As distribuidoras regionais costumam atender a pequenas redes de postos e também aqueles de bandeira branca (sem marca vinculada). A flexibilidade em escolher o fornecedor, inclusive no exterior, permite com que essas empresas tenham condições de oferecer um combustível até mais competitivo do que as grandes concorrentes.

A gasolina importada consumida no Brasil em 2017 veio principalmente dos Estados Unidos (40%) e Holanda (40%), além do Reino Unido, Bélgica e Rússia. 80% do diesel importado vem dos Estados Unidos. Vale ressaltar que o país tem 139 refinarias, enquanto o Brasil possui 17, sendo 14 da Petrobras.

Preços subiram no mundo todo

Combustível importado não significa combustível mais caro, diz o diretor do CBIE. A valorização de 70% do preço do barril de petróleo (de junho de 2017 a maio de 2018) refletiu em todos os mercados.

Nos Estados Unidos, o preço médio do galão de gasolina (3,78 litros) vendido nos postos saltou de US$ 2,52 no começo de junho de 2017 (o equivalente a R$ 2,46/litro na cotação atual) para US$ 3,01 (cerca de R$ 2,94/litro) na semana passada: alta de quase 20%, de acordo com a Administração de Informações sobre Energia dos EUA. É o valor mais elevado em três anos e meio.

Até mesmo na Europa — onde alguns países têm mecanismos para amortecer movimentos de alta do barril do petróleo — o litro da gasolina subiu de 1,34 euro (aproximadamente R$ 6,19 na cotação atual), em média, para 1,47 euro (R$ 6,79).

A última vez que o valor da gasolina havia ficado acima de 1,40 euro (R$ 6,47) havia sido em agosto de 2015, conforme dados da Comissão Europeia. Na Espanha e na Itália, por exemplo, o preço médio do litro de gasolina na semana passada foi o mais alto desde outubro de 2014.

O preço médio do litro de gasolina vendido nos postos brasileiros foi de R$ 3,60 (maio/2017) para R$ 4,28 (maio/2018): alta semelhante à norte-americana: 18,8%.

Aumento da exportação de petróleo

A Petrobras aumentou em 82% as exportações de petróleo bruto no primeiro trimestre deste ano, na comparação com o mesmo período do ano passado, totalizando 18,2 milhões de barris.
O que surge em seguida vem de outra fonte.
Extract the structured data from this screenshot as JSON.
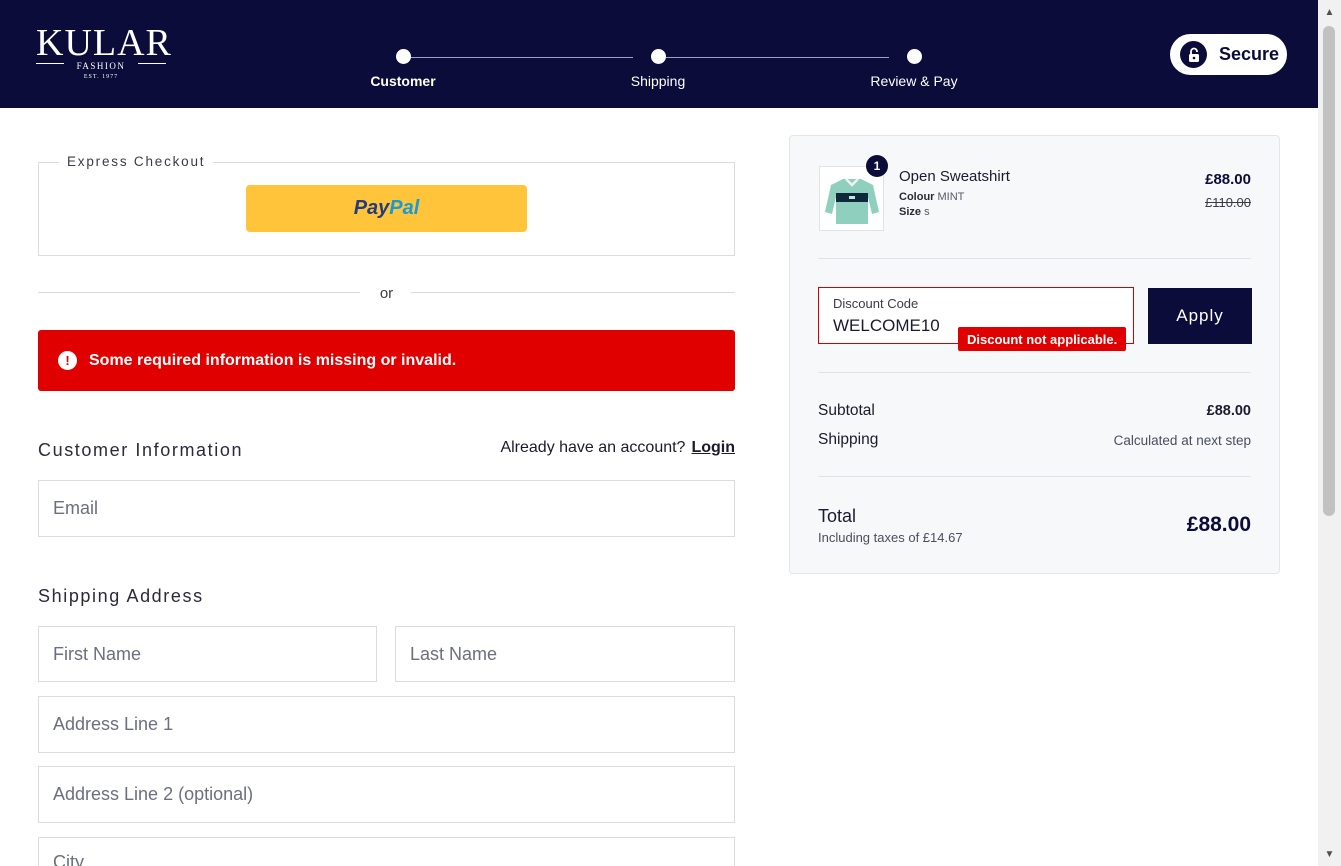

Executivos da Petrobras alegam que as refinarias trabalham com "um ponto ótimo de processamento" de petróleo para a produção de diesel e da gasolina. A partir de determinado limite, são produzidos derivados com menor valor agregado, como o óleo combustível (usado na indústria).

A companhia calcula que quando quando começam a ser produzidos derivados que valem menos do que o petróleo usado como matéria-prima e cujo mercado é restrito, vale mais a pena vender petróleo cru no mercado internacional e abrir espaço para a importação do combustível pronto.

Na prática, dizem, uma certa ociosidade da refinaria não necessariamente significa que ela seria mais produtiva se utilizada plenamente. O professor Ernani Torres, da UFRJ, concorda.

"Eu não vejo isso [exportar petróleo] como um grande problema. Ela [Petrobras] não tem que perder dinheiro para maximizar o uso da refinaria. É importante ter refinarias que garantam a maior parte do abastecimento com segurança e isso existe hoje", diz.